La fusée japonaise H3 a décollé vendredi 12 juin 2026 depuis le centre spatial de Tanegashima, avec six microsatellites à bord, selon l’agence spatiale japonaise et plusieurs médias.

Le vol H3 numéro 6 a quitté le centre spatial de Tanegashima, dans la préfecture de Kagoshima, à 9 h 53 heure locale, d’après les informations publiées par la Japan Aerospace Exploration Agency, la JAXA. Le lancement intervient après un report lié à la météo et après un échec survenu en décembre 2025.
Le Monde a signalé vendredi matin le décollage réussi de ce lanceur japonais, avec six petits satellites à bord. Le Japan Times indique que la fusée a atteint son orbite cible environ seize minutes après le décollage. Kyodo News rapporte de son côté que la JAXA a annoncé la réussite du lancement et la séparation de microsatellites.
Un vol de retour pour le lanceur H3
La mission concerne le sixième vol du programme H3. Selon la JAXA, la fenêtre de lancement était fixée au 12 juin 2026, avec un décollage prévu à 9 h 53 min 59 s, depuis Tanegashima. Le véhicule utilisé était présenté comme un modèle d’essai en configuration 30.
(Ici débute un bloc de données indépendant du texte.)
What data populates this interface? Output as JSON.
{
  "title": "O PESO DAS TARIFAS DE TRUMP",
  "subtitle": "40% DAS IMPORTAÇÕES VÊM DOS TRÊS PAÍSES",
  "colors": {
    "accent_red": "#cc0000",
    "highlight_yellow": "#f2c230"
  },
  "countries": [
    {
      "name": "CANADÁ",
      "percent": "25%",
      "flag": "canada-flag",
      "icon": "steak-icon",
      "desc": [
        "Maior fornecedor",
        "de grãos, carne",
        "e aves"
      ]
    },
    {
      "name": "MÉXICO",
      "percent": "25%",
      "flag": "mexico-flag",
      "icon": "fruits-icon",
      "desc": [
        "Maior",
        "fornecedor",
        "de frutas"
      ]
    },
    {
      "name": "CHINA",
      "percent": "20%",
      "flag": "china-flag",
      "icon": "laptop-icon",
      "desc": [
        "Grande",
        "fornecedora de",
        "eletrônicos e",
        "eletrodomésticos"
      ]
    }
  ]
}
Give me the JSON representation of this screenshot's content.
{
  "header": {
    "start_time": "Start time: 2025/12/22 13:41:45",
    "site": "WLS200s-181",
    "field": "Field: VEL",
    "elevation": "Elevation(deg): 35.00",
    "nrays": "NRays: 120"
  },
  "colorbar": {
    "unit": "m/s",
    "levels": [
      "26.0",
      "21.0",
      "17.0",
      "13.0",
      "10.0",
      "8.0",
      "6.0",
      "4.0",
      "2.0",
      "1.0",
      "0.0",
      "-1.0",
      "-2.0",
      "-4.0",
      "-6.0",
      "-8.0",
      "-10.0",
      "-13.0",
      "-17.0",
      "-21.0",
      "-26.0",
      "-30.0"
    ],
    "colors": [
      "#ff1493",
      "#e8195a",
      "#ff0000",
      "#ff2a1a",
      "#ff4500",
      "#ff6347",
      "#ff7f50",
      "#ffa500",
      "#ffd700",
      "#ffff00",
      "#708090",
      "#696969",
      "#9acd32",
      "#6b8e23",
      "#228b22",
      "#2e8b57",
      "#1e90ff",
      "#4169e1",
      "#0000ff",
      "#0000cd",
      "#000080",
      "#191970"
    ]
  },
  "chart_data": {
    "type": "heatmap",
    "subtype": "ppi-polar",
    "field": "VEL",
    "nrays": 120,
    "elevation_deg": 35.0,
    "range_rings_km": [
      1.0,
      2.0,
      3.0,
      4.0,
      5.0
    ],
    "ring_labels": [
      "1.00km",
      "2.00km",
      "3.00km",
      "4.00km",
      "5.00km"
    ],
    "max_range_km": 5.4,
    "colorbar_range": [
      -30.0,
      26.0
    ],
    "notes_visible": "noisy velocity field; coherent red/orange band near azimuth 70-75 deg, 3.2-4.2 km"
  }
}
Le Japan Times précise que cette configuration 30 est une version sans propulseurs d’appoint solides. Elle utilise trois moteurs LE-9 au premier étage. Cette version doit servir à réduire les coûts et à élargir l’usage commercial du lanceur. La JAXA présente le H3 comme le nouveau lanceur principal du Japon, développé avec des entreprises japonaises.
Le vol transportait une charge d’évaluation de la JAXA, appelée Vehicle Evaluation Payload-5, ainsi que six petits satellites. Le Japan Times écrit que deux satellites s’étaient séparés au moment de son article, en attendant la confirmation complète pour les autres charges utiles. Kyodo News fait état d’une séparation de microsatellites annoncée par la JAXA.
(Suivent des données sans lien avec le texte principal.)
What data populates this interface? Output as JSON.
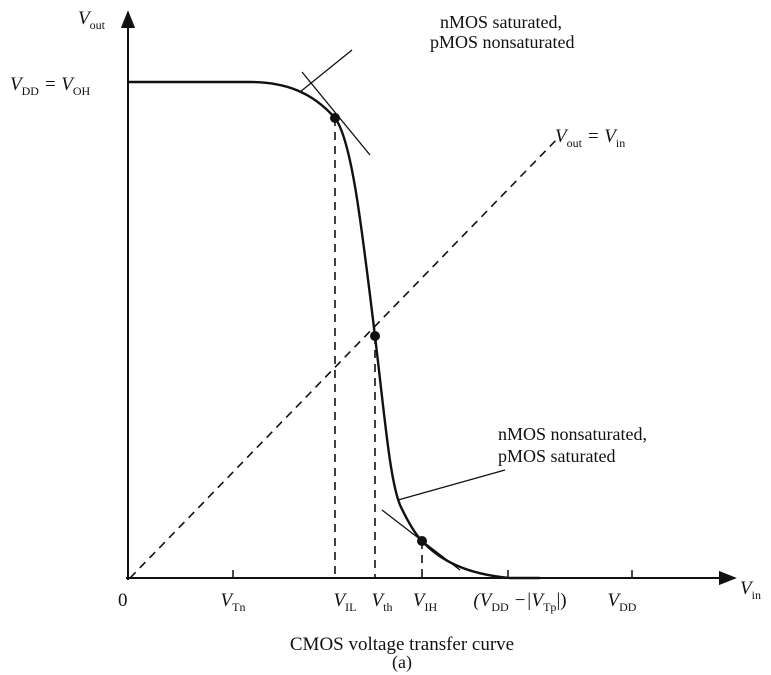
{
  "axes": {
    "y_label": [
      "V",
      "out"
    ],
    "x_label": [
      "V",
      "in"
    ]
  },
  "level_label": [
    "V",
    "DD",
    " = V",
    "OH"
  ],
  "diagonal_label": [
    "V",
    "out",
    " = V",
    "in"
  ],
  "annotations": {
    "upper": [
      "nMOS saturated,",
      "pMOS nonsaturated"
    ],
    "lower": [
      "nMOS nonsaturated,",
      "pMOS saturated"
    ]
  },
  "x_ticks": [
    [
      "0"
    ],
    [
      "V",
      "Tn"
    ],
    [
      "V",
      "IL"
    ],
    [
      "V",
      "th"
    ],
    [
      "V",
      "IH"
    ],
    [
      "(V",
      "DD",
      " −|V",
      "Tp",
      "|)"
    ],
    [
      "V",
      "DD"
    ]
  ],
  "caption": "CMOS voltage transfer curve",
  "sub_caption": "(a)"
}
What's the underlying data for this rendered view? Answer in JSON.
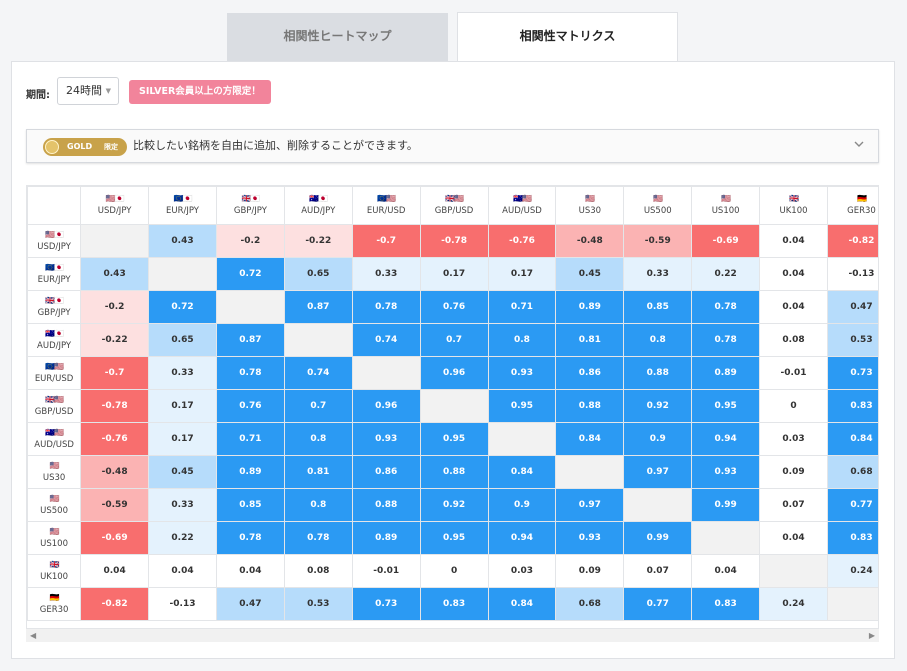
{
  "tabs": [
    {
      "label": "相関性ヒートマップ",
      "active": false
    },
    {
      "label": "相関性マトリクス",
      "active": true
    }
  ],
  "controls": {
    "period_label": "期間:",
    "period_value": "24時間",
    "silver_badge": "SILVER会員以上の方限定！"
  },
  "notice": {
    "gold_label": "GOLD",
    "gold_sub": "限定",
    "text": "比較したい銘柄を自由に追加、削除することができます。"
  },
  "colors": {
    "strong_pos": "#2b9af3",
    "mid_pos": "#b6dcfb",
    "weak_pos": "#e4f2fd",
    "weak_neg": "#fde0e0",
    "mid_neg": "#fbb3b3",
    "strong_neg": "#f86e6e",
    "diag": "#f2f2f2"
  },
  "matrix": {
    "columns": [
      {
        "label": "USD/JPY",
        "flag": "🇺🇸🇯🇵"
      },
      {
        "label": "EUR/JPY",
        "flag": "🇪🇺🇯🇵"
      },
      {
        "label": "GBP/JPY",
        "flag": "🇬🇧🇯🇵"
      },
      {
        "label": "AUD/JPY",
        "flag": "🇦🇺🇯🇵"
      },
      {
        "label": "EUR/USD",
        "flag": "🇪🇺🇺🇸"
      },
      {
        "label": "GBP/USD",
        "flag": "🇬🇧🇺🇸"
      },
      {
        "label": "AUD/USD",
        "flag": "🇦🇺🇺🇸"
      },
      {
        "label": "US30",
        "flag": "🇺🇸"
      },
      {
        "label": "US500",
        "flag": "🇺🇸"
      },
      {
        "label": "US100",
        "flag": "🇺🇸"
      },
      {
        "label": "UK100",
        "flag": "🇬🇧"
      },
      {
        "label": "GER30",
        "flag": "🇩🇪"
      }
    ],
    "rows": [
      {
        "label": "USD/JPY",
        "flag": "🇺🇸🇯🇵",
        "values": [
          null,
          "0.43",
          "-0.2",
          "-0.22",
          "-0.7",
          "-0.78",
          "-0.76",
          "-0.48",
          "-0.59",
          "-0.69",
          "0.04",
          "-0.82"
        ]
      },
      {
        "label": "EUR/JPY",
        "flag": "🇪🇺🇯🇵",
        "values": [
          "0.43",
          null,
          "0.72",
          "0.65",
          "0.33",
          "0.17",
          "0.17",
          "0.45",
          "0.33",
          "0.22",
          "0.04",
          "-0.13"
        ]
      },
      {
        "label": "GBP/JPY",
        "flag": "🇬🇧🇯🇵",
        "values": [
          "-0.2",
          "0.72",
          null,
          "0.87",
          "0.78",
          "0.76",
          "0.71",
          "0.89",
          "0.85",
          "0.78",
          "0.04",
          "0.47"
        ]
      },
      {
        "label": "AUD/JPY",
        "flag": "🇦🇺🇯🇵",
        "values": [
          "-0.22",
          "0.65",
          "0.87",
          null,
          "0.74",
          "0.7",
          "0.8",
          "0.81",
          "0.8",
          "0.78",
          "0.08",
          "0.53"
        ]
      },
      {
        "label": "EUR/USD",
        "flag": "🇪🇺🇺🇸",
        "values": [
          "-0.7",
          "0.33",
          "0.78",
          "0.74",
          null,
          "0.96",
          "0.93",
          "0.86",
          "0.88",
          "0.89",
          "-0.01",
          "0.73"
        ]
      },
      {
        "label": "GBP/USD",
        "flag": "🇬🇧🇺🇸",
        "values": [
          "-0.78",
          "0.17",
          "0.76",
          "0.7",
          "0.96",
          null,
          "0.95",
          "0.88",
          "0.92",
          "0.95",
          "0",
          "0.83"
        ]
      },
      {
        "label": "AUD/USD",
        "flag": "🇦🇺🇺🇸",
        "values": [
          "-0.76",
          "0.17",
          "0.71",
          "0.8",
          "0.93",
          "0.95",
          null,
          "0.84",
          "0.9",
          "0.94",
          "0.03",
          "0.84"
        ]
      },
      {
        "label": "US30",
        "flag": "🇺🇸",
        "values": [
          "-0.48",
          "0.45",
          "0.89",
          "0.81",
          "0.86",
          "0.88",
          "0.84",
          null,
          "0.97",
          "0.93",
          "0.09",
          "0.68"
        ]
      },
      {
        "label": "US500",
        "flag": "🇺🇸",
        "values": [
          "-0.59",
          "0.33",
          "0.85",
          "0.8",
          "0.88",
          "0.92",
          "0.9",
          "0.97",
          null,
          "0.99",
          "0.07",
          "0.77"
        ]
      },
      {
        "label": "US100",
        "flag": "🇺🇸",
        "values": [
          "-0.69",
          "0.22",
          "0.78",
          "0.78",
          "0.89",
          "0.95",
          "0.94",
          "0.93",
          "0.99",
          null,
          "0.04",
          "0.83"
        ]
      },
      {
        "label": "UK100",
        "flag": "🇬🇧",
        "values": [
          "0.04",
          "0.04",
          "0.04",
          "0.08",
          "-0.01",
          "0",
          "0.03",
          "0.09",
          "0.07",
          "0.04",
          null,
          "0.24"
        ]
      },
      {
        "label": "GER30",
        "flag": "🇩🇪",
        "values": [
          "-0.82",
          "-0.13",
          "0.47",
          "0.53",
          "0.73",
          "0.83",
          "0.84",
          "0.68",
          "0.77",
          "0.83",
          "0.24",
          null
        ]
      }
    ]
  }
}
Un programme suivi après l’échec de décembre 2025
Le lancement était suivi en raison du précédent vol H3, qui avait échoué en décembre 2025. Selon le Japan Times, cette mission transportait Michibiki No. 5, un satellite de positionnement japonais. Le moteur du second étage s’était arrêté plus tôt que prévu, empêchant la mise en orbite attendue.
Le vol du 12 juin constitue donc un test opérationnel pour le programme spatial japonais. Il doit aussi permettre de collecter des données sur la configuration 30. La JAXA indique que le H3 vise trois objectifs : flexibilité, fiabilité et coût inférieur à celui des précédents lanceurs H-IIA.
Le H3 a été conçu pour prendre la suite des lanceurs japonais antérieurs et répondre à des missions plus variées. La page de la JAXA consacrée au programme mentionne plusieurs combinaisons possibles, avec deux ou trois moteurs LE-9 au premier étage et zéro, deux ou quatre propulseurs solides selon les besoins.
Des enjeux industriels et spatiaux pour Tokyo
Le Japon cherche à maintenir une capacité nationale de lancement pour ses satellites institutionnels et commerciaux. Le Japan Times indique que la JAXA et Mitsubishi Heavy Industries prévoient plusieurs vols au cours de l’exercice 2026, dont des missions liées au système Michibiki, au véhicule cargo HTV-X et à la sonde Martian Moons eXploration.
La réussite annoncée vendredi ne clôt pas le suivi technique de la mission. Les confirmations sur la trajectoire finale et la séparation de l’ensemble des petites charges utiles restent les éléments à vérifier dans les communications de la JAXA. Le prochain point attendu concerne les résultats détaillés du vol H3 numéro 6.